I asked the lady cleaning the campground if she’d lived here all her life and she smiled and admitted as much. She was sweeping the sidewalks and I said you know the wind will blow it all back and she looked at me. “The people are far worse than the wind,” she said as she swept. 
You know I went on, there are places in the world where  the wind doesn’t blow everyday? She looked surprised, “You’re not used to it?” No I said emphatically and she laughed. My hat is off to these people, they are tough. 
La Anonima: 
I was surprised to see they take Euros and dollars and no doubt Chilean pesos in the supermarket. We pay with a credit card and get a good rate of exchange without having to deal with a cash economy that only uses dollar bills. 
It’s hard to believe but there are only one thousand peso bills in circulation which are worth about a dollar. There are 20 and ten thousand peso bills authorized now but you never see them on the street. Can you imagine function with dollar bills only? Me neither and thank god the card exchange rate is so good. Below you are the Axion gas station with the station dog snoozing on the right and a windbreak wall on the west side of the station: 
I see travel trailers everywhere and just like in the US they make perfect sense for family vacations. This one looks well used: 
We parked GANNET2 in the shade and paid a visit to the local museum, pictures tomorrow. 

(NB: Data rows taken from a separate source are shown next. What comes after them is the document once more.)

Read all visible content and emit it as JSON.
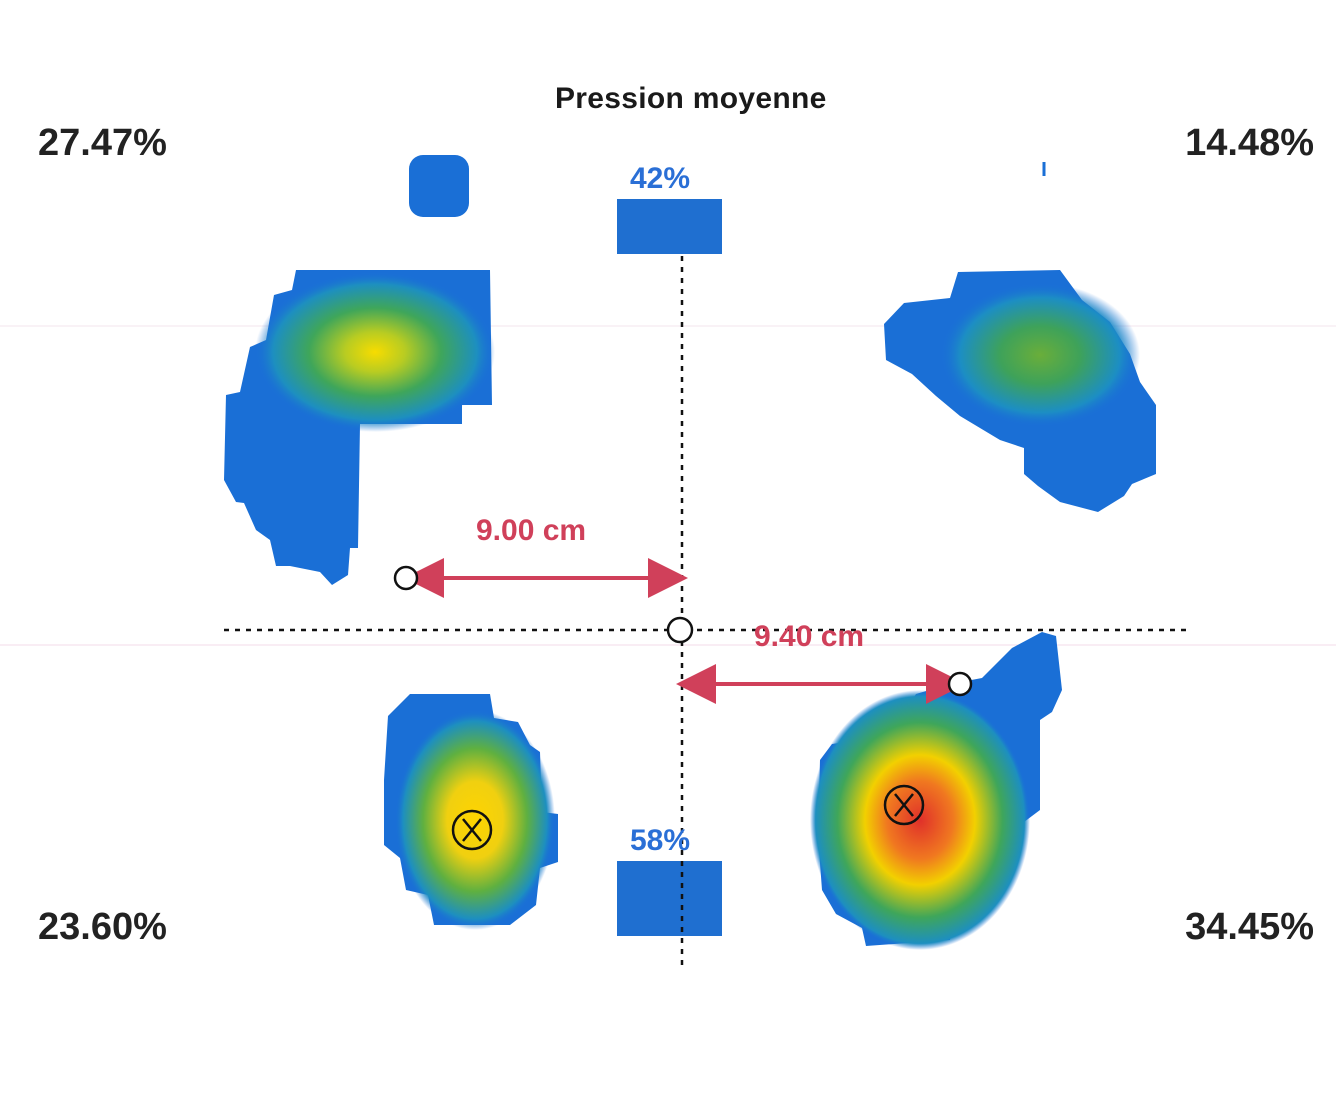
{
  "title": "Pression moyenne",
  "quadrants": {
    "top_left": "27.47%",
    "top_right": "14.48%",
    "bottom_left": "23.60%",
    "bottom_right": "34.45%"
  },
  "balance": {
    "front": "42%",
    "rear": "58%"
  },
  "distances": {
    "left": "9.00 cm",
    "right": "9.40 cm"
  },
  "colors": {
    "pressure_low": "#1a6fd6",
    "pressure_mid": "#3aa85a",
    "pressure_high": "#f5d800",
    "pressure_peak": "#e0302a",
    "balance_bar": "#1f6fd0",
    "distance_line": "#d0405a",
    "percent_text": "#222222",
    "balance_text": "#2a6fd6"
  }
}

The Layne and I went for a walk. In case you were wondering and I was after I saw the mural, abortion is legal in Argentina up to 14 weeks. Now we know. 

There are quite a few street dogs so Rusty prefers walking on his leash when we go into town. Many of the dogs are strays but not in bad shape. You just know from the hopeful looks they’d like a home.  Rusty is not interested in sharing. 

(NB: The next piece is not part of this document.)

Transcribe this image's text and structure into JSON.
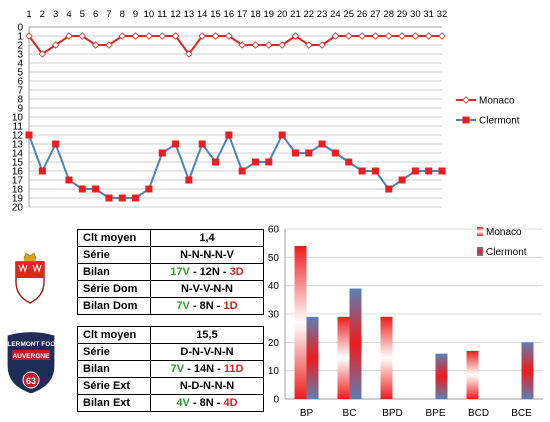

General San Martín was the George Washington of Argentina in the fight to get rid of Spanish rule. Juan Perón was a polarizing president made famous by his glamorous wife Evita. You can spend hours looking them up online. 

The town is full of bakeries, butchers and hardware stores. 

Argentines are always celebrating their maté, a dried leaf shredded and stuffed into a cup. They then add a little hot water and duck the fluid up through a filtered straw. It tastes like creosote to me but what makes it worse the experience is supposed to be social; people share the foil brew from a common cup. During Covid things got a bit hairy but you’ll see people walking around with thermos flasks and the cups filled with rotting leafs. I love tea but maté is not my thing. 









It’s a charming quiet desert town like any you could see in the US southwest. 

Yes we got some cookies. 





City hall:

And there is always one good reason to stop an extra day and take a pause:
He’s an old boy now and needs his rest.